Developers: | National Research Nuclear University NRNU MEPhI, First Moscow State Medical University named after I.M. Sechenov (First Moscow State Medical University), Reims University (Universite de Reims Champagne-Ardenne, URCA) |
Date of the premiere of the system: | 2022/08/05 |
Branches: | Pharmaceuticals, Medicine, Healthcare |
The main articles are:
2022: Announcement of the methodology to create the optimal capsule for targeted delivery of cancer drugs
Employees of the Laboratory of Nano-Bioengineering of the Engineering and Physics Institute of Biomedicine NRNU MEPhI together with colleagues from Sechenov University and Reims University (France) conducted systematic studies specific functions of capsules affecting their interaction with components of biological fluids of a person, biodistribution in his body and efficiency of point delivery. This was announced on August 5, 2022 by representatives of the NRNU MEPhI.

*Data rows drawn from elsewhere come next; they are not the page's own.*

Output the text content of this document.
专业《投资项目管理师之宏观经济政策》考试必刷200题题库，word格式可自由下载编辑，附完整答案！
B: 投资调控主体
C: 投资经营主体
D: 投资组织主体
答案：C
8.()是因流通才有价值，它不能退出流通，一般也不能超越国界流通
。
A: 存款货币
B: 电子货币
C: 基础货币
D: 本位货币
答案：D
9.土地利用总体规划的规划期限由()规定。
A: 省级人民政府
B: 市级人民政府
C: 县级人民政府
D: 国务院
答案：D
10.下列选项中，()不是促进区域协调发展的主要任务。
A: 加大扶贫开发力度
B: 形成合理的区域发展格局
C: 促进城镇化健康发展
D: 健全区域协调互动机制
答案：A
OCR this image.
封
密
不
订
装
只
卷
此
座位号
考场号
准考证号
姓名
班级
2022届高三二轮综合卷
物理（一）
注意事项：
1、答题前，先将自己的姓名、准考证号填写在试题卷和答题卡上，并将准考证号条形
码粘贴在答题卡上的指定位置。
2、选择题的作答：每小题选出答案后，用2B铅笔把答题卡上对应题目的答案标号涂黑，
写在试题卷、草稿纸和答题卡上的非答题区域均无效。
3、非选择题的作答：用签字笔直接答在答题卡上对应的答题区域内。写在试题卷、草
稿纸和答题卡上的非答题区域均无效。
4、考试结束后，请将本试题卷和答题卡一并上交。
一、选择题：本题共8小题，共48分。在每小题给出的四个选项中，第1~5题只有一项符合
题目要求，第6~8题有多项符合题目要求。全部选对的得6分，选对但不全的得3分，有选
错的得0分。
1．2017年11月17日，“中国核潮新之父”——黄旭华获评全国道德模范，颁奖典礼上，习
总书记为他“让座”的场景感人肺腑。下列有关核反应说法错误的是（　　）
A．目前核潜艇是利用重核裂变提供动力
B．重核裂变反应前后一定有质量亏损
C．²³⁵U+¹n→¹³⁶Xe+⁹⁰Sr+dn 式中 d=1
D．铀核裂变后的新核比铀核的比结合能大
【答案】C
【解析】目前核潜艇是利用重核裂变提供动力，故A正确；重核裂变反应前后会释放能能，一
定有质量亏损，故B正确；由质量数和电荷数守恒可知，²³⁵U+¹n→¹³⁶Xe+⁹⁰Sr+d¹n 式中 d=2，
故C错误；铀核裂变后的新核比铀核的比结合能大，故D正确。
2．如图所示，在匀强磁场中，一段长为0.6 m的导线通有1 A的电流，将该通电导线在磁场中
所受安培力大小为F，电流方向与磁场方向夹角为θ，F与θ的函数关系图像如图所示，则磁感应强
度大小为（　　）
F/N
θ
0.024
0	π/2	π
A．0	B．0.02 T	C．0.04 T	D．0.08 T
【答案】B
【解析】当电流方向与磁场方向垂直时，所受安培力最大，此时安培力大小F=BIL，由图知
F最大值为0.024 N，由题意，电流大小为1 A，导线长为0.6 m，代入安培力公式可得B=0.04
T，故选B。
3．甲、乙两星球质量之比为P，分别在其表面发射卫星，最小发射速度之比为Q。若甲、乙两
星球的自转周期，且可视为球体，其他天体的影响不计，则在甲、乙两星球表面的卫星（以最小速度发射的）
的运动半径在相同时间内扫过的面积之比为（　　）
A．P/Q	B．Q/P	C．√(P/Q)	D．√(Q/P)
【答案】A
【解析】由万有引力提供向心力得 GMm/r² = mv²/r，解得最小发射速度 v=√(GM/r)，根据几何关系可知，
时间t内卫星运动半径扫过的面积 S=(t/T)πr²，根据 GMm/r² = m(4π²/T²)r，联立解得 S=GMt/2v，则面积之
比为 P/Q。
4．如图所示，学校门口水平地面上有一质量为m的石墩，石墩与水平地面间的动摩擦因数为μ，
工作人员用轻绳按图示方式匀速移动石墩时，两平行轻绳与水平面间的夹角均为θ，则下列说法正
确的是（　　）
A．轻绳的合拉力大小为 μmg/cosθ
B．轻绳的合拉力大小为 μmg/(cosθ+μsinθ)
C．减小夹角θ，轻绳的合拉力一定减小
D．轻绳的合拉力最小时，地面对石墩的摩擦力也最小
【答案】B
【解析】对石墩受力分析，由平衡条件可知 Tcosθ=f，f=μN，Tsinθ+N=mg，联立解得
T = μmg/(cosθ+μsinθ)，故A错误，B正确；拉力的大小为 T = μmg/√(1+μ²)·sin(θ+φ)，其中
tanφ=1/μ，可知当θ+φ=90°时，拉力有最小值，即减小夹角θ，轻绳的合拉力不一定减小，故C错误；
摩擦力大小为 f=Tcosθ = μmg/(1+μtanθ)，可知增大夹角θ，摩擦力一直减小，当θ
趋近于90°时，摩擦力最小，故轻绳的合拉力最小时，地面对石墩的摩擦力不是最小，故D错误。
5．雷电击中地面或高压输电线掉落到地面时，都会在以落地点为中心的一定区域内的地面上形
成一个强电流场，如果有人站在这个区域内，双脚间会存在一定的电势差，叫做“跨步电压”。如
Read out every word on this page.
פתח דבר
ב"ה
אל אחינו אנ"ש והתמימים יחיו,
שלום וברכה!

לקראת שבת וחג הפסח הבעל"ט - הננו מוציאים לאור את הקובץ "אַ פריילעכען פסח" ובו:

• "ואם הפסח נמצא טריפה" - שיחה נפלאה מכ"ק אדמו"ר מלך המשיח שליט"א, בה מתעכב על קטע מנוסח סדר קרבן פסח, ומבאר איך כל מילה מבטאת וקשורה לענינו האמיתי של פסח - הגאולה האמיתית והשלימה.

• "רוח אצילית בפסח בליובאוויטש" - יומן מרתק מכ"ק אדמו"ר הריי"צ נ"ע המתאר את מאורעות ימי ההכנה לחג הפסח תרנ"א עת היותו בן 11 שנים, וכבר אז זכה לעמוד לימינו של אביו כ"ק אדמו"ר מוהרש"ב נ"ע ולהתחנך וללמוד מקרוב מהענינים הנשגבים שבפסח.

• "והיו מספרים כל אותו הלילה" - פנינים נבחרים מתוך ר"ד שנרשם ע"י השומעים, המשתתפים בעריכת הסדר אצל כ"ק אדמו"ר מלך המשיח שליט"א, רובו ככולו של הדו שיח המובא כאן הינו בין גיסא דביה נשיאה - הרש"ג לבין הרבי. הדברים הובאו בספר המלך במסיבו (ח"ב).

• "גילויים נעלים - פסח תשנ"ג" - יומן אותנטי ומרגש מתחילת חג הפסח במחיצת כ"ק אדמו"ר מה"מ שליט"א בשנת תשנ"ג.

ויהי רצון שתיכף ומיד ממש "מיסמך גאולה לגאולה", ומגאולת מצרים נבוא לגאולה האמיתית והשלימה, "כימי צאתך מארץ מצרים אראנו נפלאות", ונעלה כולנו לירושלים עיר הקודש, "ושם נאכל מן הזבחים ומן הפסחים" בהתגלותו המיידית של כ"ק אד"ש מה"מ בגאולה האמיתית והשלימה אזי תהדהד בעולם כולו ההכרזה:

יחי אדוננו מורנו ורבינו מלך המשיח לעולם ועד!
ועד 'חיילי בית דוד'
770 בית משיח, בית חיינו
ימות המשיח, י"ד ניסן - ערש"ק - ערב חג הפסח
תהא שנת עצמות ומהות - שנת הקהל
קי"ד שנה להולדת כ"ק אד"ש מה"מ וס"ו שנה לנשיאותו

Oddly enough, we were the first to raise the question of how the physicochemical properties of capsules affect their ability to deliver drugs. Whatever you add to the capsule, it will come to the tumor anyway for the simple reason that cancer cells are phagocytes, "eaters," they eat everything that gets to them. The whole question is in distribution and that the medicine gets there quickly and in large quantities, so that it spends as little time as possible in healthy tissues and does not harm them (since these drugs are toxic), and when it gets to patients, it would act most effectively. told by Professor Igor Nabiev |
The capsule itself is only a platform, a vehicle, a kind of rocket carrier. But its structure is directly related to what will happen after the action of the drug. Therefore, it is necessary to select so components of polymers for the preparation of capsules so that they are biodegradable and excretable, that is, they would subsequently decompose harmlessly in the human body and leave no trace. The search for such a procedure for the preparation of polymer capsules took about a year: the selection of the optimal ratio of various physicochemical parameters is difficult analytical work.
The main identified factors affecting the operation of the capsule are its physicochemical properties: charge, size, homogeneity.
Choosing a charge is a matter of principle. If the surface charge is, for example, extremely positive or negative, then there will be a lot of non-specific in the action of the capsule, it will bind to the wrong cells, with with which it is necessary. Therefore, the charge must be chosen accurately, having a clear combination of polymers.
The optimal capsule size is about 1 micron. As it turned out, if you make it less, then the medicine, leaving the shell, will penetrate not only into the affected cells, but into healthy ones.
Homogeneity (size distribution) - all capsules should be approximately the same size, without large spread. This can be achieved by selecting, for example, the ionic force - the salt composition of the medium in which the capsule is prepared. Usually, salt ions, by binding to polymers that are used to prepare capsules, compact, compress them.
Chemistry in this situation decides everything. For example, biodegradability (decomposition) and shell permeability of such capsules (outward drug release rate and conditions) in a particular pH range depend on the use of certain polyelectrolyte polymers in the construction of the capsules. The tumor microenvironment is always acidic, unlike healthy cells, and, therefore, you need to create a capsule shell from such materials that "open" only at an acidic pH.
It is worth noting that the results of the study the Russian scientists were published by the journal of the Royal Chemical Society Great Britain Biomaterials Science.
As of August 2022, the IFIB nano-bioengineering laboratory is engaged in work to reduce the toxicity of capsules, to study their secondary effects on cell cultures (in vitro) and animals (in vivo). Clinical trials in humans so far are not carried out, but the speed of development of domestic scientific thought gives hope that an effective means of delivering antitumor drugs that does not reduce the patient's quality of life will be obtained in the coming years.